Methods Retrospective analysis of all infants with GA <32 weeks or BW <1500 g. admitted into our hospital between 2002–2010. 120 patients who died before 36 weeks of PMA were excluded.
Results The average GA was: 29,7 ± 3 s; 217/432 (50%) had any type of chorioamnionitis (histological or clínical); 75/432 (17.4%) met diagnostic criteria for BPD at 36 weeks.
Univariate analysis: lower GA, any type of chorioamnionitis, DAP and duration of mechanical ventilation (MV) were associated with an increased risk of DBP (p < 0.05).
Multivariate analysis: administration of antenatal steroids or chorioamnionitis did not independently modify the risk of BPD. But adding both, the effect became statistically significant protective for BPD (OR 0.52, 95% CI 0.03 to 0.79).

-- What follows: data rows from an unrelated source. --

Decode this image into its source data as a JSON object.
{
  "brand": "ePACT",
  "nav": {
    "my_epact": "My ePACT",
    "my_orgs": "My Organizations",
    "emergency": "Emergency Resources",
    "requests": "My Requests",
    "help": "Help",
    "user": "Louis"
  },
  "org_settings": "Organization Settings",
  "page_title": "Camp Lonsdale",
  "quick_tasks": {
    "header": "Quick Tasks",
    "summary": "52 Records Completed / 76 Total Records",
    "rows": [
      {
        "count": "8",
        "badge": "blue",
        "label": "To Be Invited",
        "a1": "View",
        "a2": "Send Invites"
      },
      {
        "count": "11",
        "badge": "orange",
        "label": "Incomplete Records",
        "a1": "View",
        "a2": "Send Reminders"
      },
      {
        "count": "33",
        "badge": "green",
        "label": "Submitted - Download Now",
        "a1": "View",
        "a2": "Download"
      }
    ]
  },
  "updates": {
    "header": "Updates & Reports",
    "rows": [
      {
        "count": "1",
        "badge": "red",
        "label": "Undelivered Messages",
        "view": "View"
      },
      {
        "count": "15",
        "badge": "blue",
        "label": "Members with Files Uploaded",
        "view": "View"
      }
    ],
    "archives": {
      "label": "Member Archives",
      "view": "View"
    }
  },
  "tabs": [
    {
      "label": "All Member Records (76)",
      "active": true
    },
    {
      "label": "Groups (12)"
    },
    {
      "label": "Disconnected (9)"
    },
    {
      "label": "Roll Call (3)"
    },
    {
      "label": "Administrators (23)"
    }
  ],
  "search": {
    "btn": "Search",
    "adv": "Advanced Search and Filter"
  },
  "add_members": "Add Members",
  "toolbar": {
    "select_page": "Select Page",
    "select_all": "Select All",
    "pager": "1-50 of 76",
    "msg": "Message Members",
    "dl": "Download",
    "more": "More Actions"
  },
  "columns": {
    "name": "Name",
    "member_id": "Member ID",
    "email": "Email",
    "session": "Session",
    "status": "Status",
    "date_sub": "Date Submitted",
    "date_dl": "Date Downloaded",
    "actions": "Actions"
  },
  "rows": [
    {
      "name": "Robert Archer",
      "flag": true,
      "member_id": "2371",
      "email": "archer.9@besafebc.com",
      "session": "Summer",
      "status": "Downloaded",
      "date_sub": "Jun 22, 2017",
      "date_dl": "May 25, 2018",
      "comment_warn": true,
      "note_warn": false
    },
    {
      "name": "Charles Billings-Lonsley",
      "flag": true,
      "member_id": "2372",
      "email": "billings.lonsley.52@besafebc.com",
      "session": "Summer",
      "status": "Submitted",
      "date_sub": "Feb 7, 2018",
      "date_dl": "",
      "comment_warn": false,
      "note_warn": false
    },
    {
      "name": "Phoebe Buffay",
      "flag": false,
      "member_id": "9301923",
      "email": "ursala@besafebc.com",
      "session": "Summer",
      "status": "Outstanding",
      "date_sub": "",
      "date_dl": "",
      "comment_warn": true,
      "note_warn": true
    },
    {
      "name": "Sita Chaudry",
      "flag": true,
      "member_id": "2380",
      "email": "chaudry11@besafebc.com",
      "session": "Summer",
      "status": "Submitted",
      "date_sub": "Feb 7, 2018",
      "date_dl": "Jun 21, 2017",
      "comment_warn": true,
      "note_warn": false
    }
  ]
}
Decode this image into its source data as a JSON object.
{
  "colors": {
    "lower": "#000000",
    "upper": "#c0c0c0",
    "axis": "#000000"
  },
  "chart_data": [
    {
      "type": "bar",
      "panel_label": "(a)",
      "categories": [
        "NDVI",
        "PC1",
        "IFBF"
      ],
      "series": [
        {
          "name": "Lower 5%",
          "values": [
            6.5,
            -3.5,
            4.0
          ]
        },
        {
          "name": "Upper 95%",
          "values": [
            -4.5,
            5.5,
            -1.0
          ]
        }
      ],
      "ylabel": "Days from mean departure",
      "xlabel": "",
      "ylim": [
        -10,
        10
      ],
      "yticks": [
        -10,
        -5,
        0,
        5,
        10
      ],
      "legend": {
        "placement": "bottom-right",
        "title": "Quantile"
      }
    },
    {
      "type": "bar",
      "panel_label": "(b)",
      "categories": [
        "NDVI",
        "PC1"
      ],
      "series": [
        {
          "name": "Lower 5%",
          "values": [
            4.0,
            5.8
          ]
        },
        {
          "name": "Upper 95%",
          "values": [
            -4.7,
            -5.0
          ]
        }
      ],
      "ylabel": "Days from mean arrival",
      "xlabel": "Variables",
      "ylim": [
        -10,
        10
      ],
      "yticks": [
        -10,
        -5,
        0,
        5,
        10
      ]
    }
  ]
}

Days in MV is the only factor that independently increased the risk of BPD. Neither a lower GA nor the presence of PDA had significantance; but, the risk of BPD was higher in the presence of PDA and MV together: every day in MV increased the risk of BPD (OR 1.130, 95% CI1.001- 1.27).
Conclusions Chorioamnionitis in coexistence with antenatal corticosteroids decreases the risk of BPD. Mechanical ventilation is the main risk factor for BPD. In the presenceof DAP, ventilation increases the risk of BPD.